Jammu and Kashmir will implement the recommendations of the 7th
pay commission from April 2018 to give a massive 23.5% hike to lakhs of
government employees and pensioners in the state, Finance Minister
Haseeb Drabu said on Wednesday, presenting his third consecutive budget.
Drabu
in his budget speech to the state assembly said the hike in salaries
and post-retirement payouts will be with retrospective effect from the
day when the commission recommendations were implemented by the central
government.
The central government announced the measure for its
employees in June last year and a majority of the states have also
implemented the recommendation of the pay panel fixing the minimum
monthly salary for an employee at Rs 18,000 from the earlier Rs 7,000.
The
maximum salary, as per the pay panel recommendations, is fixed at Rs
2.5 lakh for the Cabinet Secretary, which is more than double the
previous pay of Rs 90,000 a month for the country’s top bureaucrat.

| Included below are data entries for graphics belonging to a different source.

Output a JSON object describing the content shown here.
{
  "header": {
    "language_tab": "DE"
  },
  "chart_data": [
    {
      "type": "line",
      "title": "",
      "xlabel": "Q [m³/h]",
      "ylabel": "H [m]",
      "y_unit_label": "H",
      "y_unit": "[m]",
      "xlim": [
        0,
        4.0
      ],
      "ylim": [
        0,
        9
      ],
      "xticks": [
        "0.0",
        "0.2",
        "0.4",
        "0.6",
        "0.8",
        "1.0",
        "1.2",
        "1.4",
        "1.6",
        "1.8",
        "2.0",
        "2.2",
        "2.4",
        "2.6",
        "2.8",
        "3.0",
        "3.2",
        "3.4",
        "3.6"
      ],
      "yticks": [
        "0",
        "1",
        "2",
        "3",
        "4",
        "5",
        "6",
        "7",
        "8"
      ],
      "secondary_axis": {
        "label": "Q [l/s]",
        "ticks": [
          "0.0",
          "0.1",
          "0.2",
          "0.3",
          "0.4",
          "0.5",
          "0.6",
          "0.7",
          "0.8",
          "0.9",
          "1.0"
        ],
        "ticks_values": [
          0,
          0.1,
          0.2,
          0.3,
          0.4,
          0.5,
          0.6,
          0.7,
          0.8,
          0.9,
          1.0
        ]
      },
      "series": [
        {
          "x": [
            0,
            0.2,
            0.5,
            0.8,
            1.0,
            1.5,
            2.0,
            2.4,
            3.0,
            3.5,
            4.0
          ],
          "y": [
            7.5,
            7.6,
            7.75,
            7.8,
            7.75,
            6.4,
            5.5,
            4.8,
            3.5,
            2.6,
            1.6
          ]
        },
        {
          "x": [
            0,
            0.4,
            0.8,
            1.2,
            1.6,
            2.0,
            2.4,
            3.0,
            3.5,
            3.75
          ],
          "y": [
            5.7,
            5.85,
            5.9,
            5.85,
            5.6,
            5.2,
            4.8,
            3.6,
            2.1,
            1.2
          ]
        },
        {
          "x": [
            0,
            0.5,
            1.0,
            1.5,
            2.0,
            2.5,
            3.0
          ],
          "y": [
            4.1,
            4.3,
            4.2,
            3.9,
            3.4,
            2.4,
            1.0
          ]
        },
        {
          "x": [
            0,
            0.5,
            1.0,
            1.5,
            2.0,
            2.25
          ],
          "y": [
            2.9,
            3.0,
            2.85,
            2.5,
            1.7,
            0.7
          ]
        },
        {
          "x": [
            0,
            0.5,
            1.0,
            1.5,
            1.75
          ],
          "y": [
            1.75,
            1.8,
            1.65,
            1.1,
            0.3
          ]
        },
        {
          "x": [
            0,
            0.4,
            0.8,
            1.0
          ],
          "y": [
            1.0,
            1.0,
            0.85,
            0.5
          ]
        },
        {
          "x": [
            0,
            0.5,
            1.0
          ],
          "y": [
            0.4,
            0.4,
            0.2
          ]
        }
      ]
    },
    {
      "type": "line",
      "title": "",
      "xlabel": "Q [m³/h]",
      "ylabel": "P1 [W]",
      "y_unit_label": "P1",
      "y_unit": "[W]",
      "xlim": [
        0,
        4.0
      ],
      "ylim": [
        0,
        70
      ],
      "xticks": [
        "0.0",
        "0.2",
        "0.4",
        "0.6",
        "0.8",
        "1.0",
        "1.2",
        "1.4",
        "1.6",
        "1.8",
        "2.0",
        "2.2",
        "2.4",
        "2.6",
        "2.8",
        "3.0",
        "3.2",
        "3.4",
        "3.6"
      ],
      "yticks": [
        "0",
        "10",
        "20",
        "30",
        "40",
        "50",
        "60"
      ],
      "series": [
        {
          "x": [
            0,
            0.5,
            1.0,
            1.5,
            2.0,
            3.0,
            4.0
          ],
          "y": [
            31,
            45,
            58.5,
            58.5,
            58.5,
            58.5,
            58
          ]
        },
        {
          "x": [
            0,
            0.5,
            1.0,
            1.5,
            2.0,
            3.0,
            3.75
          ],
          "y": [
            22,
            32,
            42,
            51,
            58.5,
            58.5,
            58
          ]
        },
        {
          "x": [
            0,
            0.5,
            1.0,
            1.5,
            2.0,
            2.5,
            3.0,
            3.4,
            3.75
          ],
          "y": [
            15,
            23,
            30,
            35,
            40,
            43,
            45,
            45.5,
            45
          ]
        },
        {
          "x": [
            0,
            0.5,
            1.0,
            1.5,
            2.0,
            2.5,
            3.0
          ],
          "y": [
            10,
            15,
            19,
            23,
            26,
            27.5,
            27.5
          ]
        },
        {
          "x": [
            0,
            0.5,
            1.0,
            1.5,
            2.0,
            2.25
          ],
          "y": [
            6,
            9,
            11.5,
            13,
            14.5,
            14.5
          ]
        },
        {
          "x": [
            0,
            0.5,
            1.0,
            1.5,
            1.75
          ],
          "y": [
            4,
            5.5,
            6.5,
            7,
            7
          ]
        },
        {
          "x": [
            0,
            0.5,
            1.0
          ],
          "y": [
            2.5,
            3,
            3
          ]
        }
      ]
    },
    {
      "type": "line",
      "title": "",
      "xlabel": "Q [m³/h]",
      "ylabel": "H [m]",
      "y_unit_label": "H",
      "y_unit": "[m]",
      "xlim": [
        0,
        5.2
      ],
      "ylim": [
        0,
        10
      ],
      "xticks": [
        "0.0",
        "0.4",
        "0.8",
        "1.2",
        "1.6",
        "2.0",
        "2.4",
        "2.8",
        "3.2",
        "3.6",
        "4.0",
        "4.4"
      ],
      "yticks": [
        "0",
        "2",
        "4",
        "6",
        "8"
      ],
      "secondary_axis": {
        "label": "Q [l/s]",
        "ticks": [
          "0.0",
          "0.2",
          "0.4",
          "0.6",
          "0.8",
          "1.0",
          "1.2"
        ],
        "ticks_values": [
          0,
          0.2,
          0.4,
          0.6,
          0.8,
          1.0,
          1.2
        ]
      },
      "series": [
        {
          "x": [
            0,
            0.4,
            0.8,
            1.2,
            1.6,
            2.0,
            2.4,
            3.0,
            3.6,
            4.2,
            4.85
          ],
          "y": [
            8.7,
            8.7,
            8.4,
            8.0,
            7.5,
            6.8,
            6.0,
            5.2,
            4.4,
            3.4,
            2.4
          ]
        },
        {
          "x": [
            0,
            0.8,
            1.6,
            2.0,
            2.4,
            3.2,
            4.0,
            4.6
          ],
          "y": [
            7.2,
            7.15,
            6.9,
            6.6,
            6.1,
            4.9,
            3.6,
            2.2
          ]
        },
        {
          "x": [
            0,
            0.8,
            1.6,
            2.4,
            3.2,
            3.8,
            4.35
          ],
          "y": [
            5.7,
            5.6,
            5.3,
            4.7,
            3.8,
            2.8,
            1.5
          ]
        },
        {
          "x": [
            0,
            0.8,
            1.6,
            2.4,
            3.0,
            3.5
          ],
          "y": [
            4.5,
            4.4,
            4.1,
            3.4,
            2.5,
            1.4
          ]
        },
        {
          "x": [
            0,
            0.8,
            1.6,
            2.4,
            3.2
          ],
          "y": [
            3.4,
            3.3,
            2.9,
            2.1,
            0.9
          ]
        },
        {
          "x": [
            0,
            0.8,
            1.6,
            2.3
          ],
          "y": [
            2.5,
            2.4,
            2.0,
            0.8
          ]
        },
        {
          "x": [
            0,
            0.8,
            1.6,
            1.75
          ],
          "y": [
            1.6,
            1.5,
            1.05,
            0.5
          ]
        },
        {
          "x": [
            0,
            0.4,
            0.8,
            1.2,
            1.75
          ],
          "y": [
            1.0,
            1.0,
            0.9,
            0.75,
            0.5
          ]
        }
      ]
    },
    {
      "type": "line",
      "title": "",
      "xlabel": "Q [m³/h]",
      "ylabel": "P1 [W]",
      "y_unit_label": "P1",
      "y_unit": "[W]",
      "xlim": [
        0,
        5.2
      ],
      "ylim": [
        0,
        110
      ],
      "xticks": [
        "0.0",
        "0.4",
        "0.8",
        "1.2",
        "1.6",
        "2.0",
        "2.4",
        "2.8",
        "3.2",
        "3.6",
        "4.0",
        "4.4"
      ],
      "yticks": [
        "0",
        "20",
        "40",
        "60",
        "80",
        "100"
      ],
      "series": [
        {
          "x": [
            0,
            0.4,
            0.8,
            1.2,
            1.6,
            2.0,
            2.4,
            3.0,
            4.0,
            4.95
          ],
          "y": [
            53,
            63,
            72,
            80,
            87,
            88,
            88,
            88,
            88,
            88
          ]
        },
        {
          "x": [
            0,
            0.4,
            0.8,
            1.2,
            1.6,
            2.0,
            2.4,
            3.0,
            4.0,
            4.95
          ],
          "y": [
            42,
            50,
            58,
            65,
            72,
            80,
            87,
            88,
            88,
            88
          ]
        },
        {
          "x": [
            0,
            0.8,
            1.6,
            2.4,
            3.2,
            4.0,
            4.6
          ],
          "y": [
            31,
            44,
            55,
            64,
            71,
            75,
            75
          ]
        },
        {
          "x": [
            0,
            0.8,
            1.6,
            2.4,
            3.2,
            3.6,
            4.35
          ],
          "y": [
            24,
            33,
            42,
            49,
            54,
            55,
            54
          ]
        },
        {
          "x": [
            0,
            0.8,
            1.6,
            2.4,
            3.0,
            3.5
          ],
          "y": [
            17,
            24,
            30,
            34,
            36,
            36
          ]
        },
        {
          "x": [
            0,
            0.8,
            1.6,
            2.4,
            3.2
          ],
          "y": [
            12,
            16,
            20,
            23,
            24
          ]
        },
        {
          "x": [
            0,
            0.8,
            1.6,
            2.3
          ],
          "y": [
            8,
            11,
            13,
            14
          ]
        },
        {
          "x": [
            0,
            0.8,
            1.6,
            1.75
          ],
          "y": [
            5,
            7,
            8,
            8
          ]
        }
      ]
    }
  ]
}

For
other officers in the top scale -- secretary or equivalent, the monthly
salary is now around Rs 225,000.
Drabu said his two previous
budgets focussed on micro finance and allocation in the industrially
backward state while the present budget aimed at operations.
He
proposed a reform in the government’s payment system and announced that
treasuries would be replaced by functionally aligned pay and accounts
offices (PAO) to monitor and control the purpose and objective of
payments, budgetary sanctions and ceilings, proper classification and
excess payment issues.
For all receipts and disbursements of the government, the PAOs would be departmentally aligned.
“They would deal with those heads of accounts which are related to the functions of their concerned departments.
“Instead
of receiving the receipts and disbursing the payments of numerous
departments in the treasury system, the PAOs would deal with just one
department.”
He said the new system would do away with the
practice of physically carrying bills, challans and invoices to the
treasuries for audit and invoice checking at the department level.
“Instead,
a computerised integrated financial management system (IFMS) will
process all those functions online. The new system will be in vogue from
October 1, 2017 and complete the transition by March 31 the next year,”
Drabu said.
He also said the state government has decided to
waive token tax collected from public transport operators for six months
beginning this July.
This was being done to mitigate the
sufferings of public transport operators due to shutdowns and curfews
during the months of unrest in the Kashmir Valley.
He also
announced that the services of all casual labourers working in various
departments of the state government would be made permanent from next
year while steps would immediately be taken to regularise the services
of those contractual labourers who had given their lands free of cost
for developmental purposes.
The budget proposals also provide for making Adhaar card compulsory for everybody who seeks a government job in the state.
He
said all government departments would get 50 per cent of their fund
allocations by February 10 and this would ensure that various projects
get started in right earnest without losing any time in the next fiscal.